Em menos de um ano da abertura do primeiro escritório fora do território nacional, a Pollux, empresa brasileira de tecnologia industrial, acaba de anunciar uma nova unidade internacional, desta vez, no Canadá. A companhia, que em 2018 começou a operar no México, também prevê expandir atuação para outros países como Estados Unidos e Colômbia até o final de 2020.

Para José Rizzo, CEO da Pollux, o mercado canadense tem se mostrado favorável às iniciativas de inovação e atrai cada vez mais empresas de tecnologia estimuladas pela facilidade e rapidez dos trâmites legais e tributários do país. “Nosso objetivo é atender, inicialmente, as demandas de empresas multinacionais que já são clientes da Pollux no Brasil e que possuem operação no Canadá”, explica o porta-voz.

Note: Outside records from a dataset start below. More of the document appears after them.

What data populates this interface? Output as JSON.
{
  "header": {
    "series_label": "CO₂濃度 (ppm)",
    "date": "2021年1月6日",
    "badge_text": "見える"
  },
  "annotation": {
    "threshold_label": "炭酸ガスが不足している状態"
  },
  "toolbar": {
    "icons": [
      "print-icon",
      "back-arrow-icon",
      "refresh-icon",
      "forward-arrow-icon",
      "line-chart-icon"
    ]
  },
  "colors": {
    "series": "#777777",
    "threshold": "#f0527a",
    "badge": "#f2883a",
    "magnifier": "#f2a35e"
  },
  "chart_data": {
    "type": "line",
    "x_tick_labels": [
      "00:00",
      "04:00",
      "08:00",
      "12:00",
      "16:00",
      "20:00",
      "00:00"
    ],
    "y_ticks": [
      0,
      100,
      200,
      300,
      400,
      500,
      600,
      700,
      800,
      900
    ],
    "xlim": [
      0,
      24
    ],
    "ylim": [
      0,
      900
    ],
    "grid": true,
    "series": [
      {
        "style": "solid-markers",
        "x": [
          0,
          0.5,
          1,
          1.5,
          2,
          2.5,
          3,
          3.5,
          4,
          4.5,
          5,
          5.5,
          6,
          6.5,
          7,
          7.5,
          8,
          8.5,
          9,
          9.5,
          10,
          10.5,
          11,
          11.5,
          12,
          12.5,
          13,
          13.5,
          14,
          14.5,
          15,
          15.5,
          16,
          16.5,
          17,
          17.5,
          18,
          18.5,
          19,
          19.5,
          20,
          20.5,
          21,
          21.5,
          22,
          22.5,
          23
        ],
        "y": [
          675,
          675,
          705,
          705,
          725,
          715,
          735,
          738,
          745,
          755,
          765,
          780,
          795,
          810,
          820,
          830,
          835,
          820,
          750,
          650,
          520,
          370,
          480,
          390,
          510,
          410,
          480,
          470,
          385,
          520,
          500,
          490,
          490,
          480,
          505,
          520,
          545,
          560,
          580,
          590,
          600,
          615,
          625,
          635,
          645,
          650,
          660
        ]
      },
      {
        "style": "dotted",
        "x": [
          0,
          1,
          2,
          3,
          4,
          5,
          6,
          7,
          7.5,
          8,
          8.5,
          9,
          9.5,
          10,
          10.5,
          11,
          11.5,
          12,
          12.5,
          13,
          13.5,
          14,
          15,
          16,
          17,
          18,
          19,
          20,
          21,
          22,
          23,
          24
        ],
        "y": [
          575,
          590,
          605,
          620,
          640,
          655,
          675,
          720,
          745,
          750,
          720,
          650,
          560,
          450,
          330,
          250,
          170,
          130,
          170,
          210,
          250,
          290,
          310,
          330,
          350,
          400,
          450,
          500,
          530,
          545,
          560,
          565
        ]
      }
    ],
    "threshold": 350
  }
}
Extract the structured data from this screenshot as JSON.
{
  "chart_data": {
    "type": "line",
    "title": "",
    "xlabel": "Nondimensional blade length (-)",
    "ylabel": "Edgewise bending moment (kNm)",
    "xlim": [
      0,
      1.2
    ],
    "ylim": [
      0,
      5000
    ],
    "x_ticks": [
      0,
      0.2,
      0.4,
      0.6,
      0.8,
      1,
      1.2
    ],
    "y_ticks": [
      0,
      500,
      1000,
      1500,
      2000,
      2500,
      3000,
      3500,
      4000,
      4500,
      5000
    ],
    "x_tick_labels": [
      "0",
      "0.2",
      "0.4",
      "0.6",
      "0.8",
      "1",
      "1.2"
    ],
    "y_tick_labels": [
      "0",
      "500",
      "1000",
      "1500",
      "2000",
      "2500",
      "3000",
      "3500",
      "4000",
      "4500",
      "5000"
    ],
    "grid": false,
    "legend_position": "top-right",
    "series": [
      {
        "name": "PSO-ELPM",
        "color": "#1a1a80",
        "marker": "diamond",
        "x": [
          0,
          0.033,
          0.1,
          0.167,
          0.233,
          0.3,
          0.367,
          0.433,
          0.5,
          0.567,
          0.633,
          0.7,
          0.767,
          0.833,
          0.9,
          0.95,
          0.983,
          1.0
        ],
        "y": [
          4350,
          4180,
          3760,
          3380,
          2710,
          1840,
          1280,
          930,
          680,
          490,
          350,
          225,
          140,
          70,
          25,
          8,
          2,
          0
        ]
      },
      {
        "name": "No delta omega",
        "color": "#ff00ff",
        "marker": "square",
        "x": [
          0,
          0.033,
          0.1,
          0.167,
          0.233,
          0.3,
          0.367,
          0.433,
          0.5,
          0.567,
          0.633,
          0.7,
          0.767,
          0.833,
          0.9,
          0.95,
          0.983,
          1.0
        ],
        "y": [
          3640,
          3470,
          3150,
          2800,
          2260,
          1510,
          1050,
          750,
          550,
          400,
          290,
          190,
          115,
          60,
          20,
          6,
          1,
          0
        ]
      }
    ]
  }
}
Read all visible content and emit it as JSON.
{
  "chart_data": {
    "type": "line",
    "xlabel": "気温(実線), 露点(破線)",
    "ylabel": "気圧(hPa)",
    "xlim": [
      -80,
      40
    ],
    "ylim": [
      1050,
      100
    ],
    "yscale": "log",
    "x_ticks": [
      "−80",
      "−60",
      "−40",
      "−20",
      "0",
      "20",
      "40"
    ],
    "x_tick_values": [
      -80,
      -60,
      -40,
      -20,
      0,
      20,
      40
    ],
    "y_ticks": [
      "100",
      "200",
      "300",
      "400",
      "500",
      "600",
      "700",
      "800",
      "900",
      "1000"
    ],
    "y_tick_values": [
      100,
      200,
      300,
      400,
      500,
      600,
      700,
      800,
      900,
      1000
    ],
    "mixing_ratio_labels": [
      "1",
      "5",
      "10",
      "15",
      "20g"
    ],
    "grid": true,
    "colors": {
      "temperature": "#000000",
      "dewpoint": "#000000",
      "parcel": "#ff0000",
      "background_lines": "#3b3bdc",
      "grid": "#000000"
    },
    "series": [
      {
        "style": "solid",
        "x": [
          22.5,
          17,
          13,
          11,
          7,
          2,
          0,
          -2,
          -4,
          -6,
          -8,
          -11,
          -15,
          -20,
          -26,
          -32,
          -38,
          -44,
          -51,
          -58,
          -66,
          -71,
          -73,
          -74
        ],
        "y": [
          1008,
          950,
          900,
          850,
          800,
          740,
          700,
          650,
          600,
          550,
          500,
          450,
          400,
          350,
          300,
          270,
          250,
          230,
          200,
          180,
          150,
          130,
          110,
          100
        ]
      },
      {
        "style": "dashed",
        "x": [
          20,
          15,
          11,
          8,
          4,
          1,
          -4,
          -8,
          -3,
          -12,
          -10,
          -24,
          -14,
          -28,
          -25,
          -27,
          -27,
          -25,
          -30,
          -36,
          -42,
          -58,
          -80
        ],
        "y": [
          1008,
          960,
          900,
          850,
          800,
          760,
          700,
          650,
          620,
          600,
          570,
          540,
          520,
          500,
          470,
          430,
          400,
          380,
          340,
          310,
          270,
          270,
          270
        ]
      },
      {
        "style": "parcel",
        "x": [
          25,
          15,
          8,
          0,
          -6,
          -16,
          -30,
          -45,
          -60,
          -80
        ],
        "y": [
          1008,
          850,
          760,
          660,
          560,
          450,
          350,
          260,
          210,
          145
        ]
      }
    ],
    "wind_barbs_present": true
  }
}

A empresa, que já possui proximidade com universidades e polos de inovação no Brasil, pretende incentivar o intercâmbio cultural entre os times que irão atuar nas novas unidades.

Rizzo avalia que o movimento de internacionalização é um processo natural para a Pollux que já havia exportado suas tecnologias em projetos conduzidos por toda América Latina. Fazem parte do portfólio da empresa, além das principais montadoras de veículos do País, clientes como Unilever, Nestlé, Natura e Saint-Gobain.